Emblematicamente, la versione dei due cileni è stata diversa e lontana come il giorno e la notte. Non a caso. Perché, di giorno, col sole, la palla viaggia molto più veloce, mentre di notte, con l’umidità, sono favoriti gli incontristi, i piccoletti veloci, i difensori, quelli che amano scambiare e prolungare il palleggio, e vincono di resistenza, non certo di anticipo e potenza, esplosione e rischi.
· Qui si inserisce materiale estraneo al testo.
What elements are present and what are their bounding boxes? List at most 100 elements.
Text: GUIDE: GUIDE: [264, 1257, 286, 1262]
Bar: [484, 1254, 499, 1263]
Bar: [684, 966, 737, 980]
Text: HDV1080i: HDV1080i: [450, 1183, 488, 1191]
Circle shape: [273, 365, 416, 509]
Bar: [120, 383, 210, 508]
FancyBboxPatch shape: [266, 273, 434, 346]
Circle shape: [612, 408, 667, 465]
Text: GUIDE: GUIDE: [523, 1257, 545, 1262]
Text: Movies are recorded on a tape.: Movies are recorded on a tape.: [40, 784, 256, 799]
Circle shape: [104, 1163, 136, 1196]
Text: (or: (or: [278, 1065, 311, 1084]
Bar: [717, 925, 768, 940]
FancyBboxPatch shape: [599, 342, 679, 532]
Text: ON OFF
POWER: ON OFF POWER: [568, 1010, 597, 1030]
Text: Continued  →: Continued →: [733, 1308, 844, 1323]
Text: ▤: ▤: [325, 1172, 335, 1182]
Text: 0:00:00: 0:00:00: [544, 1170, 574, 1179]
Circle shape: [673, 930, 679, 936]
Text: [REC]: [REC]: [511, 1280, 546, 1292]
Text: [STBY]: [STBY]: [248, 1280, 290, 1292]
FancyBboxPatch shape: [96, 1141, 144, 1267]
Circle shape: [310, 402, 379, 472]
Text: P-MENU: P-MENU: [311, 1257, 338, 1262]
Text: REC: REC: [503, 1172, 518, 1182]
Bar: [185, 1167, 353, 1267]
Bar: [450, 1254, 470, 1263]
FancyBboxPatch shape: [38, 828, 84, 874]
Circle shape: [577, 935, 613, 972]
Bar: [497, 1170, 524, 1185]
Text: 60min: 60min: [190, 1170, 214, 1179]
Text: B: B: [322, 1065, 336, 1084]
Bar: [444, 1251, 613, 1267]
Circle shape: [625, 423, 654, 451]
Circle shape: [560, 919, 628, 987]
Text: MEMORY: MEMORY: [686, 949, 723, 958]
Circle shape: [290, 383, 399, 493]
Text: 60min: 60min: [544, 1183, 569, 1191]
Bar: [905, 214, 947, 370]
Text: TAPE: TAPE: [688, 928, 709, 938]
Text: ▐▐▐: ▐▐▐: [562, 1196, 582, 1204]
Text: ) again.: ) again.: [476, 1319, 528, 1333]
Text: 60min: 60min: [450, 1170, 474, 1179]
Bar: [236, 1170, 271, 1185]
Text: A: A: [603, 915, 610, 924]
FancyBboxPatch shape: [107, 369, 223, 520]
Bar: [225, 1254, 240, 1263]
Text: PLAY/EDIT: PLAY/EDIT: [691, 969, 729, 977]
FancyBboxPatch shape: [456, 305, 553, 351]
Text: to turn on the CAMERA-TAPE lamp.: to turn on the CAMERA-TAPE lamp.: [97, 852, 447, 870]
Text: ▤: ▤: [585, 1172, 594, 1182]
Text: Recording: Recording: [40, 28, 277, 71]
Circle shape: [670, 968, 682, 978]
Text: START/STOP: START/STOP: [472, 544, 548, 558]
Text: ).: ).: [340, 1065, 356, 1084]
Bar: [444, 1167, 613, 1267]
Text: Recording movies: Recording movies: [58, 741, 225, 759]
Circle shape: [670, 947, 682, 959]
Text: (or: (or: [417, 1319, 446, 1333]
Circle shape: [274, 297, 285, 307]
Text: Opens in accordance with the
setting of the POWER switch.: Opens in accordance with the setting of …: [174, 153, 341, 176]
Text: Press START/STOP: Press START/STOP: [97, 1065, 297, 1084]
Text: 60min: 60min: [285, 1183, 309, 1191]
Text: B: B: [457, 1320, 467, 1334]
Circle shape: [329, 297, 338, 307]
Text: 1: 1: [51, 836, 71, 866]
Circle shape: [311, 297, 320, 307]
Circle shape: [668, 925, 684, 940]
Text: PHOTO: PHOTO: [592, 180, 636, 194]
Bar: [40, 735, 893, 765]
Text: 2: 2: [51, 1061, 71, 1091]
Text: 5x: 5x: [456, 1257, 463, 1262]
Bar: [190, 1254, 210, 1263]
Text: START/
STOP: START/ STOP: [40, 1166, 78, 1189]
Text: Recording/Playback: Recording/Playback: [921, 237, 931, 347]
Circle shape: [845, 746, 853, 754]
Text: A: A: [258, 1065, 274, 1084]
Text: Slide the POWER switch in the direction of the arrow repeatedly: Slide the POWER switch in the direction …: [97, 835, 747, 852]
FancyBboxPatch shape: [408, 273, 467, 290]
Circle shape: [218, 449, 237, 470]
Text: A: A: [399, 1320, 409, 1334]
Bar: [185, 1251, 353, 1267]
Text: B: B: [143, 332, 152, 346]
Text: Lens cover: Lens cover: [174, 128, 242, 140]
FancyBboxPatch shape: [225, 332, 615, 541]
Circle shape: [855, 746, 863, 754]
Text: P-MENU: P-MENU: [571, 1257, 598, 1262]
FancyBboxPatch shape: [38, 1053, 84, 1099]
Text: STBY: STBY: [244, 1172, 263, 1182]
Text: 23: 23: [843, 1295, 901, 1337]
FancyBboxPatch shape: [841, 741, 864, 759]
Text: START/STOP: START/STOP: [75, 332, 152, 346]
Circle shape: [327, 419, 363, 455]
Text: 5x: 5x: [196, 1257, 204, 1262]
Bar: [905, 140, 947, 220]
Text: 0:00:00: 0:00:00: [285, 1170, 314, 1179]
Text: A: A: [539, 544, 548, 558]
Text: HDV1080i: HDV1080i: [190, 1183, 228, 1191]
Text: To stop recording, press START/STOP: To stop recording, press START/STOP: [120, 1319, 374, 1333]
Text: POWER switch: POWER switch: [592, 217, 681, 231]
Ecco quindi una prima indicazione di una spiegazione che, sulla carta, pare complicata. In queste condizioni tecniche, l’elefante Jarry non può schiacciare la formichina Moutet, fra l’altro mancina e di fantasia, gasata dal pubblico rumoroso e a tratti scorretto di Parigi, e anche dal precedente favorevole d’inizio stagione a Santiago, in casa del cileno, coi due tie-break strappati coi denti, irritando la folla e l’avversario fino al limite di una crisi di nervi. Le sue esplosioni da fondo sono frenate dall’aria e impattano contro la Maginot francese, trasformandosi in smorzate, lob, tagli sempre diversi, e quindi fatica extra per il pivot sudamericano. Destinato a spegnersi, sempre più, come testimonia il 6-0 del quarto set. Così come Alejandro dalle geniali e annichilenti vampate di servizio-dritto, che a Roma non trovavano risposta, valgono troppo di meno, si stemperano, si diluiscono, si disperdono negli scambi sempre più lunghi e duri, allontanandosi sempre più dagli amatissimi ed esaltanti uno-due. Esaltando il belga costruito in allenamento.
NERVI
Qualsiasi NC, qualsiasi terza categoria sa che il salto di qualità più importante nella sua evoluzione di giocatore passa per il superamento dei problemi psico-tecno-tattici che gli procura un regolarista, se volete denigrarlo e scadere al linguaggio da circolo, un “pallettaro”. Come fronteggiare quelle palle lente e alte che continuano a piombarti sul campo, pericolosissimi ami che sembrano chiederti solo di essere strappati e quindi picchiati con rabbia e potenza? Al contrario di quanto suggerisce l’istinto, la stanchezza, il ghigno che arriva di là del net dl nostro carnefice, quelle banderillas che si sommano alle banderillas senza soluzione, vanno gestite con cura, come mine antiuomo, accarezzate, accompagnate e quindi, solo dopo due-tre colpi interlocutori, disinnescate con un gesto secco e risolutore. Certo, ci vuole pazienza e determinazione. Ci vuole calma e voglia, enorme voglia di non dargliela vinta a quell’avversario che si nasconde come un cecchino e ci fa tanto male. E forse Jarry e Tabilo hanno lasciato Roma con la pancia troppo piena. Con la cattiveria agonistica ubriacata dalla “fiesta”.